Rage Becomes Her is a powerful and timely new book from Soraya Chemaly, an award-winning US writer and activist whose work focuses primarily on gender, sexism and politics. Chemaly is an exceptionally skilled writer, deeply knowledgeable about her topic, and in Rage Becomes Her she has crafted an accessible, insightful, witty and thought-provoking work that will leave readers with a significantly more positive perspective on female anger.
Drawing on sociological and scientific research, as well as on personal stories and anthropological observation, Chemaly analyses the genesis of women’s anger as it relates to self-worth, pain, silence and denial, and delves deep into why we repress our rage. With so many women still scared to be angry (or scared to be seen, outwardly, as angry), Chemaly radically reframes the emotion in a way that helps women recognise its liberating and transformative power, and its potential as a tool for positive change.

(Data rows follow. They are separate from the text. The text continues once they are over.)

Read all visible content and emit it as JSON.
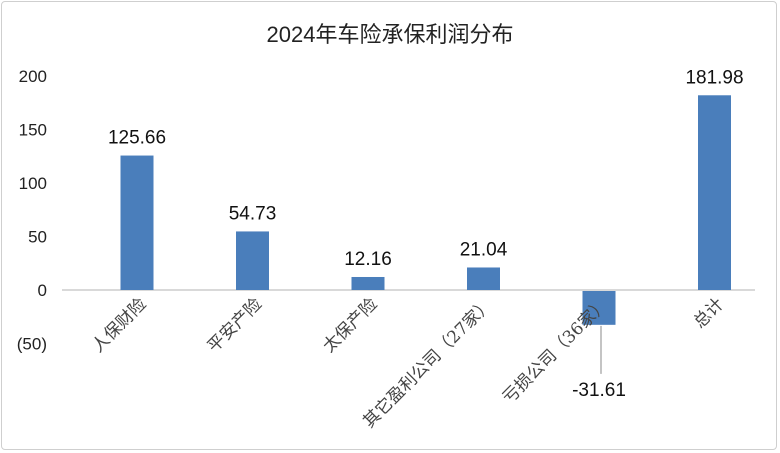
{
  "chart_data": {
    "type": "bar",
    "title": "2024年车险承保利润分布",
    "categories": [
      "人保财险",
      "平安产险",
      "太保产险",
      "其它盈利公司（27家）",
      "亏损公司（36家）",
      "总计"
    ],
    "values": [
      125.66,
      54.73,
      12.16,
      21.04,
      -31.61,
      181.98
    ],
    "data_labels": [
      "125.66",
      "54.73",
      "12.16",
      "21.04",
      "-31.61",
      "181.98"
    ],
    "y_ticks": [
      {
        "value": 200,
        "label": "200"
      },
      {
        "value": 150,
        "label": "150"
      },
      {
        "value": 100,
        "label": "100"
      },
      {
        "value": 50,
        "label": "50"
      },
      {
        "value": 0,
        "label": "0"
      },
      {
        "value": -50,
        "label": "(50)"
      }
    ],
    "ylim": [
      -50,
      200
    ],
    "grid": false,
    "colors": {
      "bar": "#4a7ebb",
      "negative_tick": "#c00000",
      "axis": "#d9d9d9"
    }
  }
}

Chemaly also makes some important points about the necessity of female anger in today’s world. Ignoring women’s anger, Chemaly writes, puts us at grave risk of authoritarianism and is a threat to democracy. Women’s anger must be taken seriously, must be allowed to be freely expressed if we want a just and democratic society.
For an important and truly empowering read, pick up Rage Becomes Her. We guarantee you’ll feel better for it.
About the author:
Soraya Chemaly is an award-winning writer and activist whose work focuses on the role of gender in culture, politics, religion, and media. She is the Director of the Women’s Media Center Speech Project and an advocate for women’s freedom of expression and expanded civic and political engagement. A prolific writer and speaker, her articles appear in Time, The Verge, The Guardian, The Nation, HuffPost and The Atlantic.